Page:Revue des Deux Mondes - 1893 - tome 116.djvu/134

La bibliothèque libre.
Le texte de cette page a été corrigé et est conforme au fac-similé.

Castagnary n’avait publié son premier article qu’en 1857, date à laquelle le peintre d’Ornans avait déjà marqué nettement la direction d’où il n’a plus dévié, avec l’Après-dîner à Ornans, l’Enterrement à Ornans, les Paysans revenant de la foire, les Casseurs de pierre, les Demoiselles de village, les Baigneuses. Il était donc peu vraisemblable que Castagnary eût influé sur la doctrine du peintre, encore moins qu’il la lui eût inspirée tout entière.

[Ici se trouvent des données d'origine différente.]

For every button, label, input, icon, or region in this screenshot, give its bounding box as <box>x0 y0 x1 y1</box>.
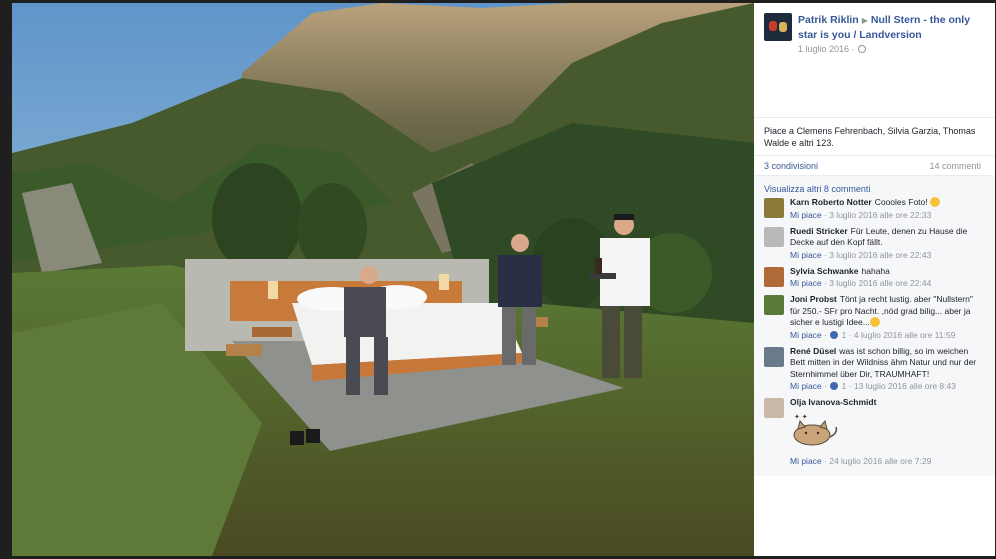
like-link[interactable]: Mi piace <box>790 278 822 288</box>
author-avatar[interactable] <box>764 13 792 41</box>
comment-time[interactable]: · 13 luglio 2016 alle ore 8:43 <box>849 381 956 391</box>
comment-text: Coooles Foto! <box>874 197 928 207</box>
like-link[interactable]: Mi piace <box>790 456 822 466</box>
comment-time[interactable]: · 24 luglio 2016 alle ore 7:29 <box>824 456 931 466</box>
shares-link[interactable]: 3 condivisioni <box>764 161 818 171</box>
commenter-avatar[interactable] <box>764 226 784 247</box>
comment-item: Sylvia Schwanke hahaha Mi piace · 3 lugli… <box>764 265 985 288</box>
shares-row: 3 condivisioni 14 commenti <box>754 156 991 176</box>
comment-item: Joni Probst Tönt ja recht lustig. aber "N… <box>764 294 985 340</box>
author-link[interactable]: Patrik Riklin <box>798 14 859 26</box>
likes-summary: Piace a Clemens Fehrenbach, Silvia Garzi… <box>754 118 995 156</box>
comment-item: René Düsel was ist schon billig, so im we… <box>764 346 985 391</box>
svg-text:✦ ✦: ✦ ✦ <box>794 413 808 421</box>
comment-time[interactable]: · 3 luglio 2016 alle ore 22:33 <box>824 210 931 220</box>
comment-item: Olja Ivanova-Schmidt ✦ ✦ Mi piace · 24 l… <box>764 397 985 466</box>
commenter-avatar[interactable] <box>764 295 784 315</box>
smiley-icon <box>869 317 880 327</box>
like-link[interactable]: Mi piace <box>790 250 822 260</box>
commenter-name[interactable]: Sylvia Schwanke <box>790 266 859 276</box>
commenter-avatar[interactable] <box>764 198 784 218</box>
like-link[interactable]: Mi piace <box>790 330 822 340</box>
commenter-name[interactable]: Karn Roberto Notter <box>790 197 872 207</box>
comment-item: Ruedi Stricker Für Leute, denen zu Hause … <box>764 226 985 260</box>
commenter-name[interactable]: René Düsel <box>790 346 836 356</box>
photo-viewer: Patrik Riklin ▶ Null Stern - the only star… <box>0 0 996 559</box>
comment-text: hahaha <box>861 265 890 276</box>
post-header: Patrik Riklin ▶ Null Stern - the only star… <box>754 3 995 118</box>
comment-time[interactable]: · 3 luglio 2016 alle ore 22:44 <box>824 278 931 288</box>
globe-icon <box>857 45 866 53</box>
arrow-right-icon: ▶ <box>861 16 868 25</box>
post-sidebar: Patrik Riklin ▶ Null Stern - the only star… <box>754 3 995 556</box>
commenter-avatar[interactable] <box>764 398 784 418</box>
post-photo[interactable] <box>12 3 754 556</box>
commenter-name[interactable]: Olja Ivanova-Schmidt <box>790 397 876 407</box>
comments-count[interactable]: 14 commenti <box>929 161 981 171</box>
commenter-avatar[interactable] <box>764 346 784 367</box>
photo-scene <box>12 3 754 556</box>
like-link[interactable]: Mi piace <box>790 210 822 220</box>
commenter-name[interactable]: Ruedi Stricker <box>790 226 848 236</box>
post-date[interactable]: 1 luglio 2016 · <box>798 44 855 54</box>
cat-sticker-icon: ✦ ✦ <box>793 413 838 445</box>
comment-time[interactable]: · 4 luglio 2016 alle ore 11:59 <box>849 330 956 340</box>
comment-time[interactable]: · 3 luglio 2016 alle ore 22:43 <box>824 250 931 260</box>
view-more-comments[interactable]: Visualizza altri 8 commenti <box>764 180 985 197</box>
reaction-count[interactable]: 1 <box>842 330 847 340</box>
likes-text[interactable]: Piace a Clemens Fehrenbach, Silvia Garzi… <box>764 126 975 148</box>
reaction-count[interactable]: 1 <box>842 381 847 391</box>
post-date-line: 1 luglio 2016 · <box>798 44 985 54</box>
comment-item: Karn Roberto Notter Coooles Foto! Mi piac… <box>764 197 985 220</box>
like-reaction-icon <box>830 330 839 339</box>
commenter-name[interactable]: Joni Probst <box>790 294 837 304</box>
smiley-icon <box>930 197 940 207</box>
post-title: Patrik Riklin ▶ Null Stern - the only star… <box>798 13 985 42</box>
commenter-avatar[interactable] <box>764 266 784 287</box>
like-reaction-icon <box>830 382 839 390</box>
comments-section: Visualizza altri 8 commenti Karn Roberto… <box>754 176 995 476</box>
like-link[interactable]: Mi piace <box>790 381 822 391</box>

Un biographe de Courbet pense néanmoins que la profession de foi insérée par Courbet en tête du catalogue de son exposition en 1855 était due à la plume de Castagnary, aussi bien que la lettre bruyante par laquelle, en 1870, l’artiste refusait la décoration de la Légion d’honneur. Il suffit de parcourir par ordre chronologique les Salons de Castagnary, pour y trouver la preuve que cette supposition est inadmissible. Quoique peut-être le critique laissât dire et ressentît quelque vanité de l’influence créatrice qui lui était attribuée, il ne fut pour rien dans la genèse primitive des idées du peintre. Il contribua beaucoup à l’y enfoncer, il lui en rédigea la formule, de plus en plus absolue ; mais, loin de jeter le premier germe dans cette terre grasse, il ne fit que cultiver une plante déjà robuste.

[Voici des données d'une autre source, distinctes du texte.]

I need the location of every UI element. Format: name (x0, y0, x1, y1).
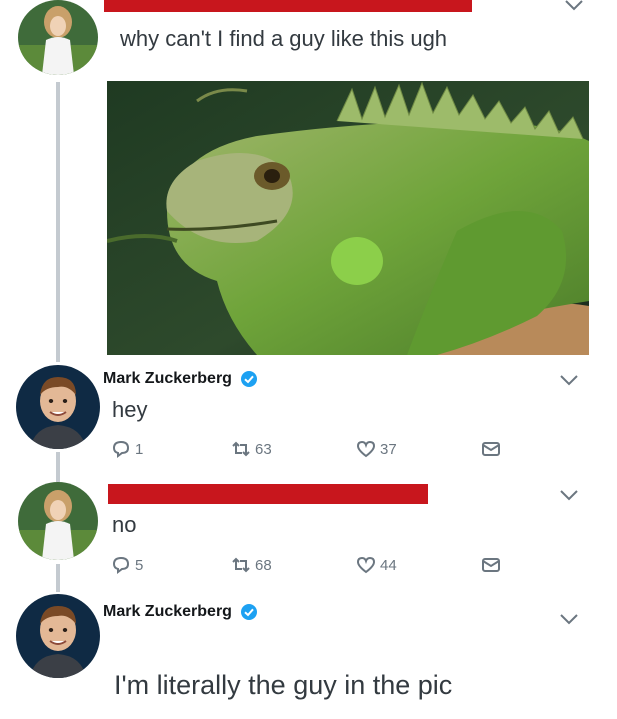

Dès son premier Salon, Castagnary s’arrête devant les tableaux de Courbet, mais pour exprimer à leur sujet de fortes réserves. Son premier mot est pour regretter que quelques-unes de ses toiles affichent la prétention d’être des « harangues politiques ou des thèses sociales. » Il ajoute : « Courbet est un sceptique en matière d’art, un profond sceptique ; et c’est dommage, car il a de très belles et très fortes qualités. Mais il ne croit pas à la peinture. » Il regrette que le peintre se soit attaché aveuglément aux idées de Proudhon, sans les bien comprendre ; il réclame contre « le but de moralisation immédiate » que Proudhon assigne à l’art et que Courbet s’efforce d’atteindre ; il fait observer avec raison que l’art, en se mettant ainsi au service d’une théorie morale, « abandonne son objet et trahit sa véritable mission. » Les tentatives de Courbet, à ce point de vue, lui paraissent « presque toutes avortées ; » elles n’ont produit qu’un « scandale » sans résultat. Il va jusqu’à dire : « On ne s’occupe plus guère du réalisme ; ces toiles, faites pour la foule, n’ont jamais eu de prise sur elle. » Il conclut : « En résumé, Courbet est un brave ouvrier peintre, qui, faute de comprendre l’esthétique de son art, gaspille sans profit de rares et belles qualités. » Ce n’est point-là le langage d’un admirateur exclusif.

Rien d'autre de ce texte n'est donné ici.